President Obama has pledged to close Guantanamo, but has to find some place to put the remaining 240 detainees. Stupak, a lifelong resident of the U.P., suggested putting them at a recently closed prison, Camp Manistique in Schoolcraft County.
His motivation was clear: The Upper Peninsula, even more than the rest of the state, needs jobs. Schoolcraft County has an unemployment rate of 17 percent, and an infusion of federal cash, some of which would be spent to transform Manistique into the equivalent of a "SuperMax" prison, would be very welcome
This evoked a firestorm of protest from his fellow congressman. Pete Hoekstra, a Republican who just happens to be running for governor, denounced the idea of "bringing 240 of the most dangerous people in the world to the Upper Peninsula."

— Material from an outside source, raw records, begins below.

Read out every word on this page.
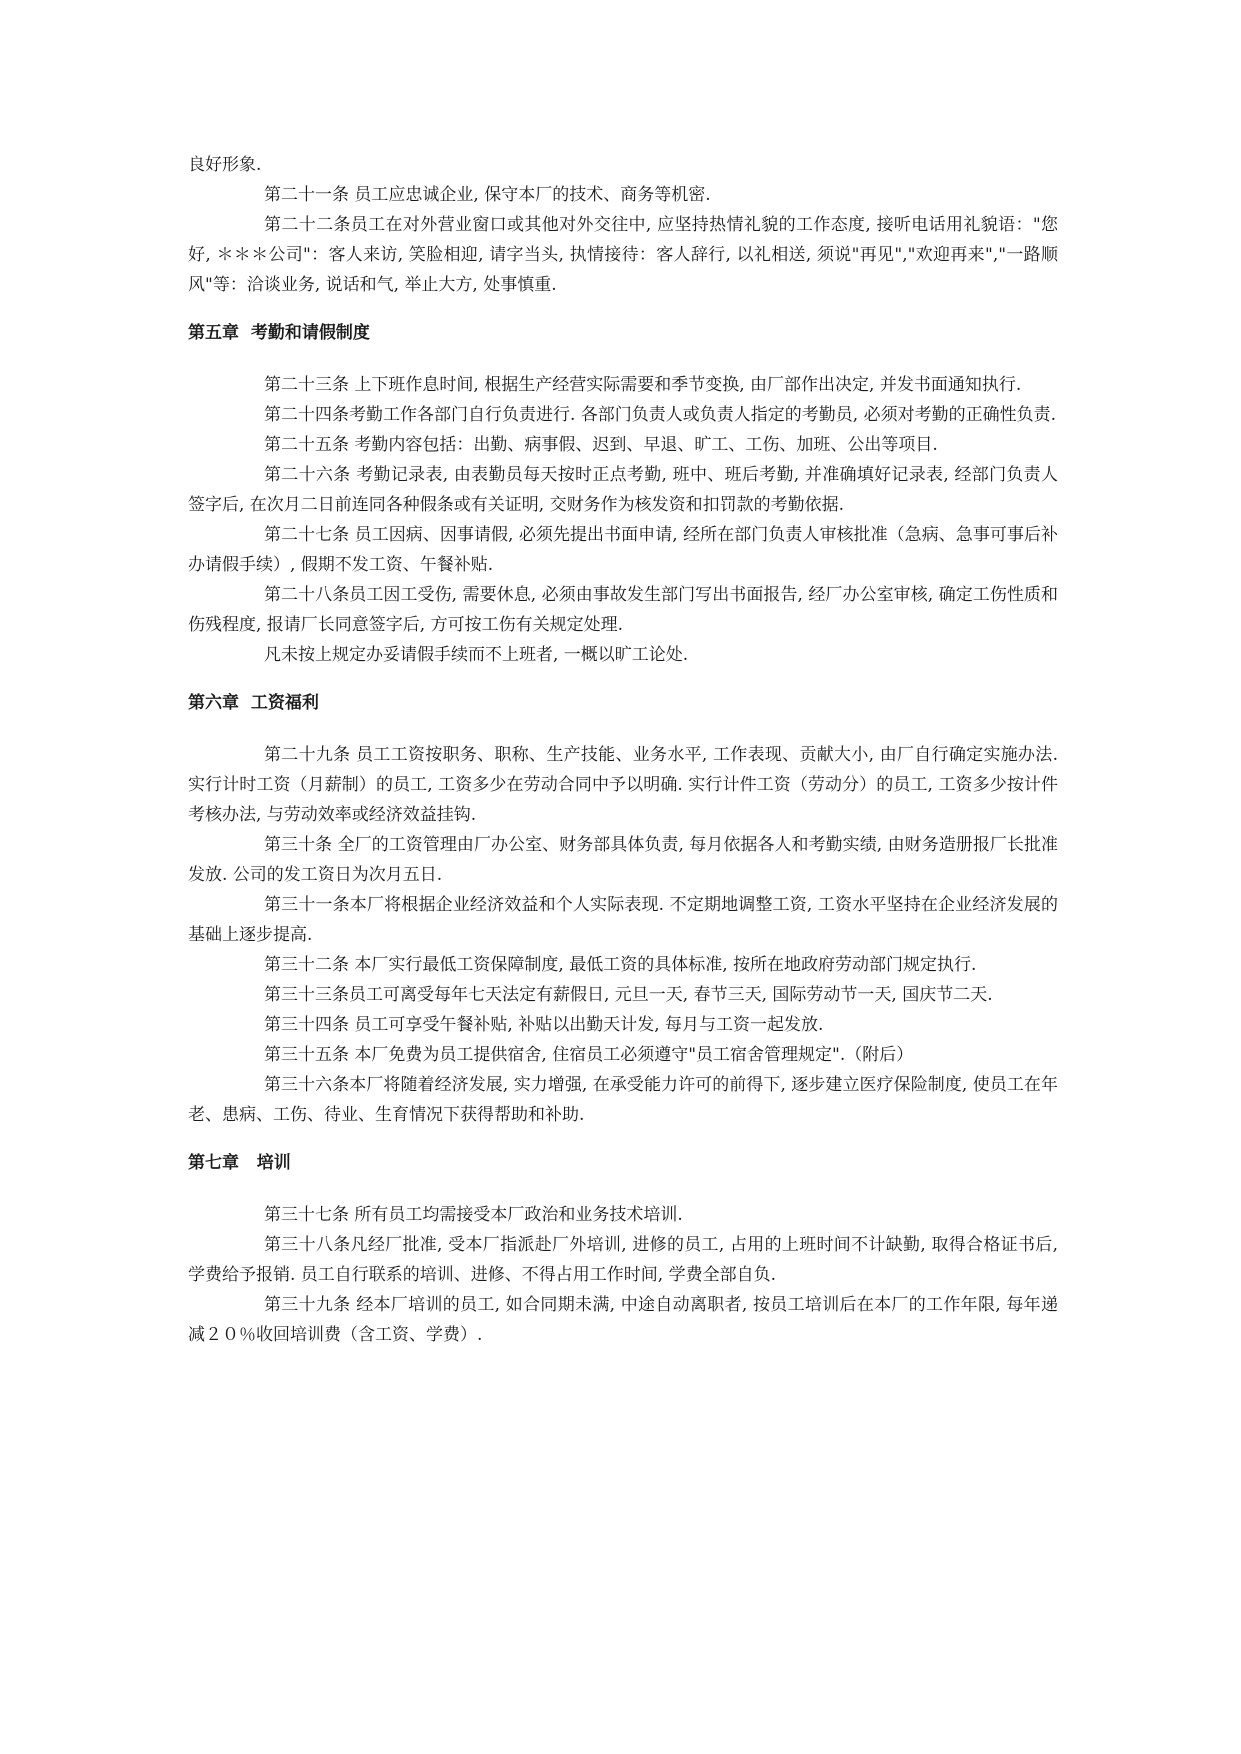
良好形象.

第二十一条 员工应忠诚企业, 保守本厂的技术、商务等机密.

第二十二条员工在对外营业窗口或其他对外交往中, 应坚持热情礼貌的工作态度, 接听电话用礼貌语："您好, ＊＊＊公司"：客人来访, 笑脸相迎, 请字当头, 执情接待：客人辞行, 以礼相送, 须说"再见","欢迎再来","一路顺风"等：洽谈业务, 说话和气, 举止大方, 处事慎重.

第五章  考勤和请假制度

第二十三条 上下班作息时间, 根据生产经营实际需要和季节变换, 由厂部作出决定, 并发书面通知执行.

第二十四条考勤工作各部门自行负责进行. 各部门负责人或负责人指定的考勤员, 必须对考勤的正确性负责.

第二十五条 考勤内容包括：出勤、病事假、迟到、早退、旷工、工伤、加班、公出等项目.

第二十六条 考勤记录表, 由表勤员每天按时正点考勤, 班中、班后考勤, 并准确填好记录表, 经部门负责人签字后, 在次月二日前连同各种假条或有关证明, 交财务作为核发资和扣罚款的考勤依据.

第二十七条 员工因病、因事请假, 必须先提出书面申请, 经所在部门负责人审核批准（急病、急事可事后补办请假手续）, 假期不发工资、午餐补贴.

第二十八条员工因工受伤, 需要休息, 必须由事故发生部门写出书面报告, 经厂办公室审核, 确定工伤性质和伤残程度, 报请厂长同意签字后, 方可按工伤有关规定处理.

凡未按上规定办妥请假手续而不上班者, 一概以旷工论处.

第六章  工资福利

第二十九条 员工工资按职务、职称、生产技能、业务水平, 工作表现、贡献大小, 由厂自行确定实施办法. 实行计时工资（月薪制）的员工, 工资多少在劳动合同中予以明确. 实行计件工资（劳动分）的员工, 工资多少按计件考核办法, 与劳动效率或经济效益挂钩.

第三十条 全厂的工资管理由厂办公室、财务部具体负责, 每月依据各人和考勤实绩, 由财务造册报厂长批准发放. 公司的发工资日为次月五日.

第三十一条本厂将根据企业经济效益和个人实际表现. 不定期地调整工资, 工资水平坚持在企业经济发展的基础上逐步提高.

第三十二条 本厂实行最低工资保障制度, 最低工资的具体标准, 按所在地政府劳动部门规定执行.

第三十三条员工可离受每年七天法定有薪假日, 元旦一天, 春节三天, 国际劳动节一天, 国庆节二天.

第三十四条 员工可享受午餐补贴, 补贴以出勤天计发, 每月与工资一起发放.

第三十五条 本厂免费为员工提供宿舍, 住宿员工必须遵守"员工宿舍管理规定".（附后）

第三十六条本厂将随着经济发展, 实力增强, 在承受能力许可的前得下, 逐步建立医疗保险制度, 使员工在年老、患病、工伤、待业、生育情况下获得帮助和补助.

第七章   培训

第三十七条 所有员工均需接受本厂政治和业务技术培训.

第三十八条凡经厂批准, 受本厂指派赴厂外培训, 进修的员工, 占用的上班时间不计缺勤, 取得合格证书后, 学费给予报销. 员工自行联系的培训、进修、不得占用工作时间, 学费全部自负.

第三十九条 经本厂培训的员工, 如合同期未满, 中途自动离职者, 按员工培训后在本厂的工作年限, 每年递减２０％收回培训费（含工资、学费）.
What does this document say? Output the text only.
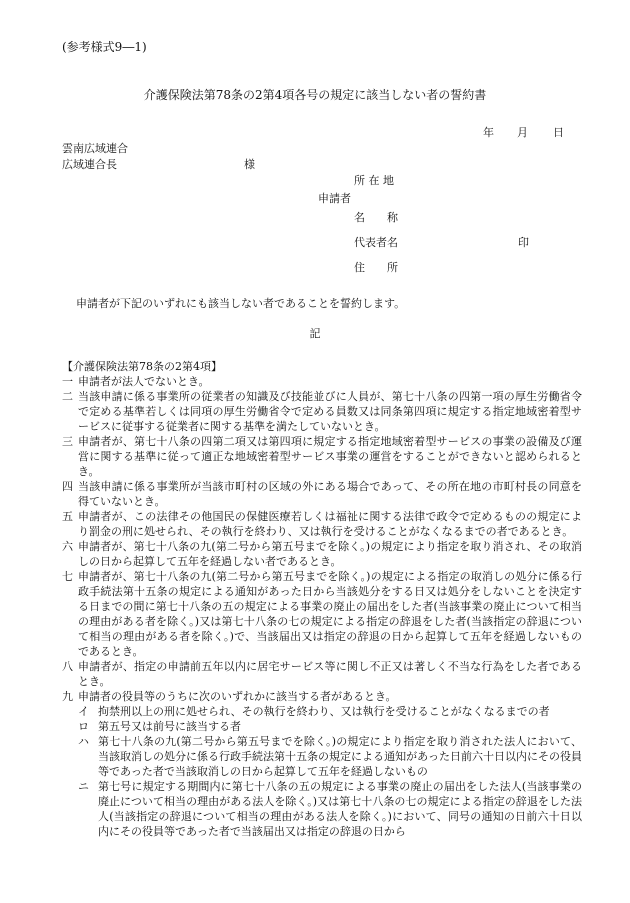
(参考様式9―1)
介護保険法第78条の2第4項各号の規定に該当しない者の誓約書
年 月 日
雲南広域連合
広域連合長	様
所 在 地
申請者
名　　称
代表者名	印
住　　所
申請者が下記のいずれにも該当しない者であることを誓約します。
記
【介護保険法第78条の2第4項】
一 申請者が法人でないとき。
二 当該申請に係る事業所の従業者の知識及び技能並びに人員が、第七十八条の四第一項の厚生労働省令で定める基準若しくは同項の厚生労働省令で定める員数又は同条第四項に規定する指定地域密着型サービスに従事する従業者に関する基準を満たしていないとき。
三 申請者が、第七十八条の四第二項又は第四項に規定する指定地域密着型サービスの事業の設備及び運営に関する基準に従って適正な地域密着型サービス事業の運営をすることができないと認められるとき。
四 当該申請に係る事業所が当該市町村の区域の外にある場合であって、その所在地の市町村長の同意を得ていないとき。
五 申請者が、この法律その他国民の保健医療若しくは福祉に関する法律で政令で定めるものの規定により罰金の刑に処せられ、その執行を終わり、又は執行を受けることがなくなるまでの者であるとき。
六 申請者が、第七十八条の九(第二号から第五号までを除く。)の規定により指定を取り消され、その取消しの日から起算して五年を経過しない者であるとき。
七 申請者が、第七十八条の九(第二号から第五号までを除く。)の規定による指定の取消しの処分に係る行政手続法第十五条の規定による通知があった日から当該処分をする日又は処分をしないことを決定する日までの間に第七十八条の五の規定による事業の廃止の届出をした者(当該事業の廃止について相当の理由がある者を除く。)又は第七十八条の七の規定による指定の辞退をした者(当該指定の辞退について相当の理由がある者を除く。)で、当該届出又は指定の辞退の日から起算して五年を経過しないものであるとき。
八 申請者が、指定の申請前五年以内に居宅サービス等に関し不正又は著しく不当な行為をした者であるとき。
九 申請者の役員等のうちに次のいずれかに該当する者があるとき。
イ 拘禁刑以上の刑に処せられ、その執行を終わり、又は執行を受けることがなくなるまでの者
ロ 第五号又は前号に該当する者
ハ 第七十八条の九(第二号から第五号までを除く。)の規定により指定を取り消された法人において、当該取消しの処分に係る行政手続法第十五条の規定による通知があった日前六十日以内にその役員等であった者で当該取消しの日から起算して五年を経過しないもの
ニ 第七号に規定する期間内に第七十八条の五の規定による事業の廃止の届出をした法人(当該事業の廃止について相当の理由がある法人を除く。)又は第七十八条の七の規定による指定の辞退をした法人(当該指定の辞退について相当の理由がある法人を除く。)において、同号の通知の日前六十日以内にその役員等であった者で当該届出又は指定の辞退の日から
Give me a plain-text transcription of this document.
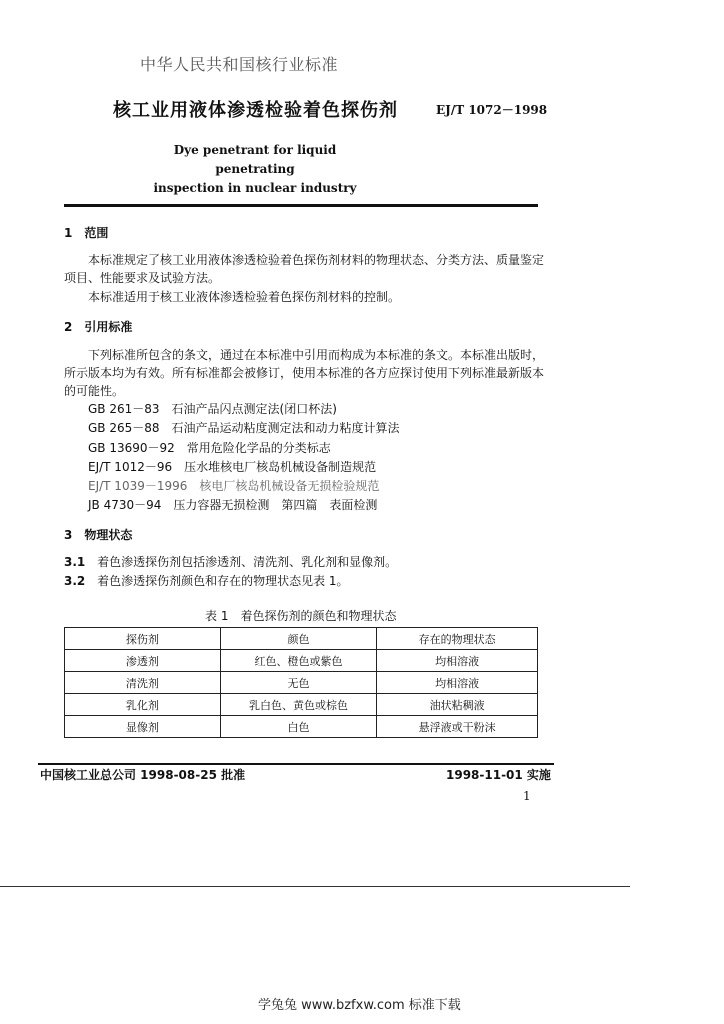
中华人民共和国核行业标准
核工业用液体渗透检验着色探伤剂	EJ/T 1072－1998
Dye penetrant for liquid penetrating
inspection in nuclear industry
1　范围
本标准规定了核工业用液体渗透检验着色探伤剂材料的物理状态、分类方法、质量鉴定
项目、性能要求及试验方法。
本标准适用于核工业液体渗透检验着色探伤剂材料的控制。
2　引用标准
下列标准所包含的条文，通过在本标准中引用而构成为本标准的条文。本标准出版时，
所示版本均为有效。所有标准都会被修订，使用本标准的各方应探讨使用下列标准最新版本
的可能性。
GB 261－83　石油产品闪点测定法(闭口杯法)
GB 265－88　石油产品运动粘度测定法和动力粘度计算法
GB 13690－92　常用危险化学品的分类标志
EJ/T 1012－96　压水堆核电厂核岛机械设备制造规范
EJ/T 1039－1996　核电厂核岛机械设备无损检验规范
JB 4730－94　压力容器无损检测　第四篇　表面检测
3　物理状态
3.1 着色渗透探伤剂包括渗透剂、清洗剂、乳化剂和显像剂。
3.2 着色渗透探伤剂颜色和存在的物理状态见表 1。
表 1　着色探伤剂的颜色和物理状态
探伤剂	颜色	存在的物理状态
渗透剂	红色、橙色或紫色	均相溶液
清洗剂	无色	均相溶液
乳化剂	乳白色、黄色或棕色	油状粘稠液
显像剂	白色	悬浮液或干粉沫
中国核工业总公司 1998-08-25 批准	1998-11-01 实施
1
学兔兔 www.bzfxw.com 标准下载
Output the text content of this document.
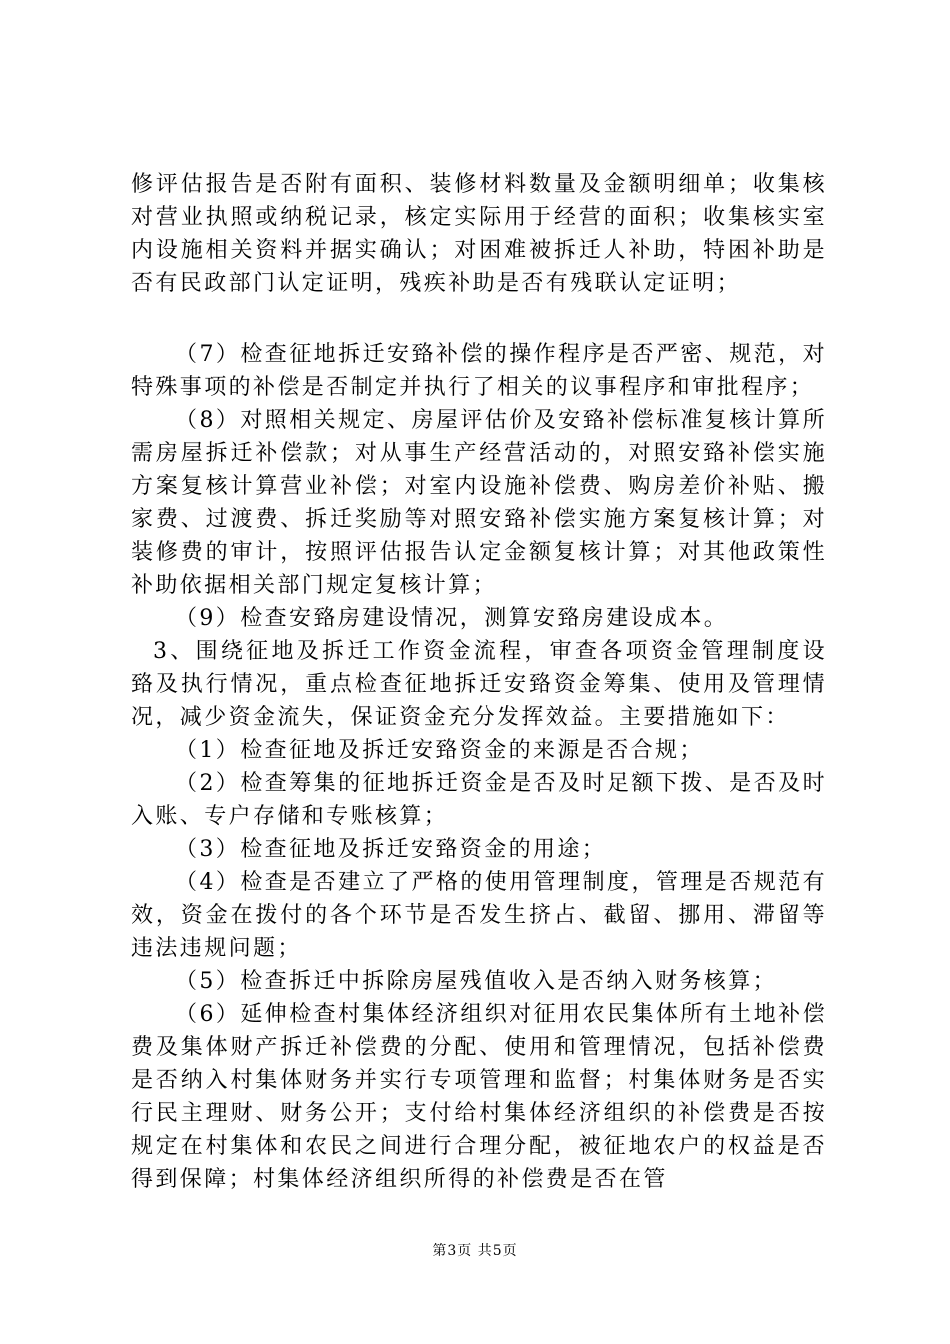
修评估报告是否附有面积、装修材料数量及金额明细单；收集核对营业执照或纳税记录，核定实际用于经营的面积；收集核实室内设施相关资料并据实确认；对困难被拆迁人补助，特困补助是否有民政部门认定证明，残疾补助是否有残联认定证明；

（7）检查征地拆迁安臵补偿的操作程序是否严密、规范，对特殊事项的补偿是否制定并执行了相关的议事程序和审批程序；

（8）对照相关规定、房屋评估价及安臵补偿标准复核计算所需房屋拆迁补偿款；对从事生产经营活动的，对照安臵补偿实施方案复核计算营业补偿；对室内设施补偿费、购房差价补贴、搬家费、过渡费、拆迁奖励等对照安臵补偿实施方案复核计算；对装修费的审计，按照评估报告认定金额复核计算；对其他政策性补助依据相关部门规定复核计算；

（9）检查安臵房建设情况，测算安臵房建设成本。

3、围绕征地及拆迁工作资金流程，审查各项资金管理制度设臵及执行情况，重点检查征地拆迁安臵资金筹集、使用及管理情况，减少资金流失，保证资金充分发挥效益。主要措施如下：

（1）检查征地及拆迁安臵资金的来源是否合规；

（2）检查筹集的征地拆迁资金是否及时足额下拨、是否及时入账、专户存储和专账核算；

（3）检查征地及拆迁安臵资金的用途；

（4）检查是否建立了严格的使用管理制度，管理是否规范有效，资金在拨付的各个环节是否发生挤占、截留、挪用、滞留等违法违规问题；

（5）检查拆迁中拆除房屋残值收入是否纳入财务核算；

（6）延伸检查村集体经济组织对征用农民集体所有土地补偿费及集体财产拆迁补偿费的分配、使用和管理情况，包括补偿费是否纳入村集体财务并实行专项管理和监督；村集体财务是否实行民主理财、财务公开；支付给村集体经济组织的补偿费是否按规定在村集体和农民之间进行合理分配，被征地农户的权益是否得到保障；村集体经济组织所得的补偿费是否在管

第3页 共5页
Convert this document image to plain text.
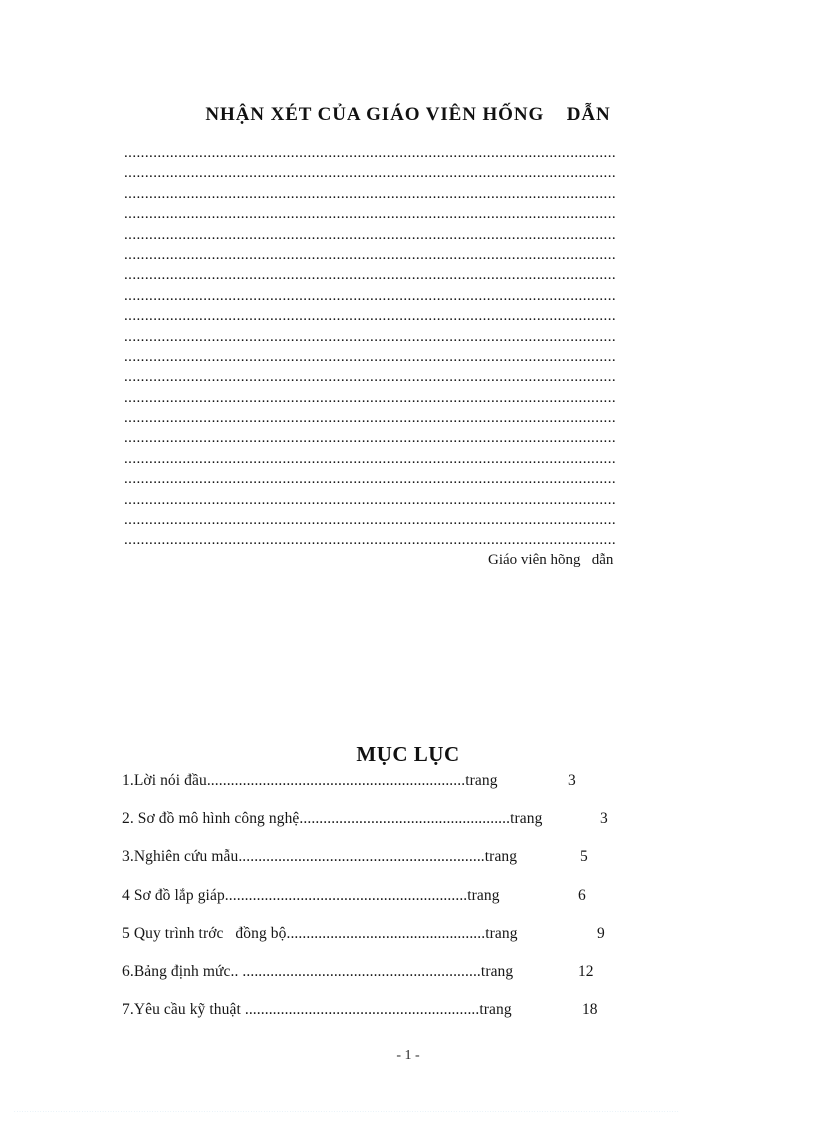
NHẬN XÉT CỦA GIÁO VIÊN HỐNG    DẪN
......................................................................................................................
......................................................................................................................
......................................................................................................................
......................................................................................................................
......................................................................................................................
......................................................................................................................
......................................................................................................................
......................................................................................................................
......................................................................................................................
......................................................................................................................
......................................................................................................................
......................................................................................................................
......................................................................................................................
......................................................................................................................
......................................................................................................................
......................................................................................................................
......................................................................................................................
......................................................................................................................
......................................................................................................................
......................................................................................................................
Giáo viên hõng   dẫn
MỤC LỤC
1.Lời nói đầu.................................................................trang	3
2. Sơ đồ mô hình công nghệ.....................................................trang	3
3.Nghiên cứu mẫu..............................................................trang	5
4 Sơ đồ lắp giáp.............................................................trang	6
5 Quy trình trớc   đồng bộ..................................................trang	9
6.Bảng định mức.. ............................................................trang	12
7.Yêu cầu kỹ thuật ...........................................................trang	18
- 1 -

What Hoekstra may not have realized is that the idea was not originally Democrat Stupak's, but was floated by John Engler, Michigan's three-term conservative Republican governor.
Stupak, meanwhile, said it was hard to see how Michiganders would be in much danger. Nobody has ever escaped from a SuperMax prison, and if one of the alleged terrorists did get out, it is hard to see how they could do much damage.
The area is sparsely populated, and an Arab in orange prison garb speaking no English would be fairly conspicuous.
"The only terrorists that will be created are mosquitoes," Stupak quipped.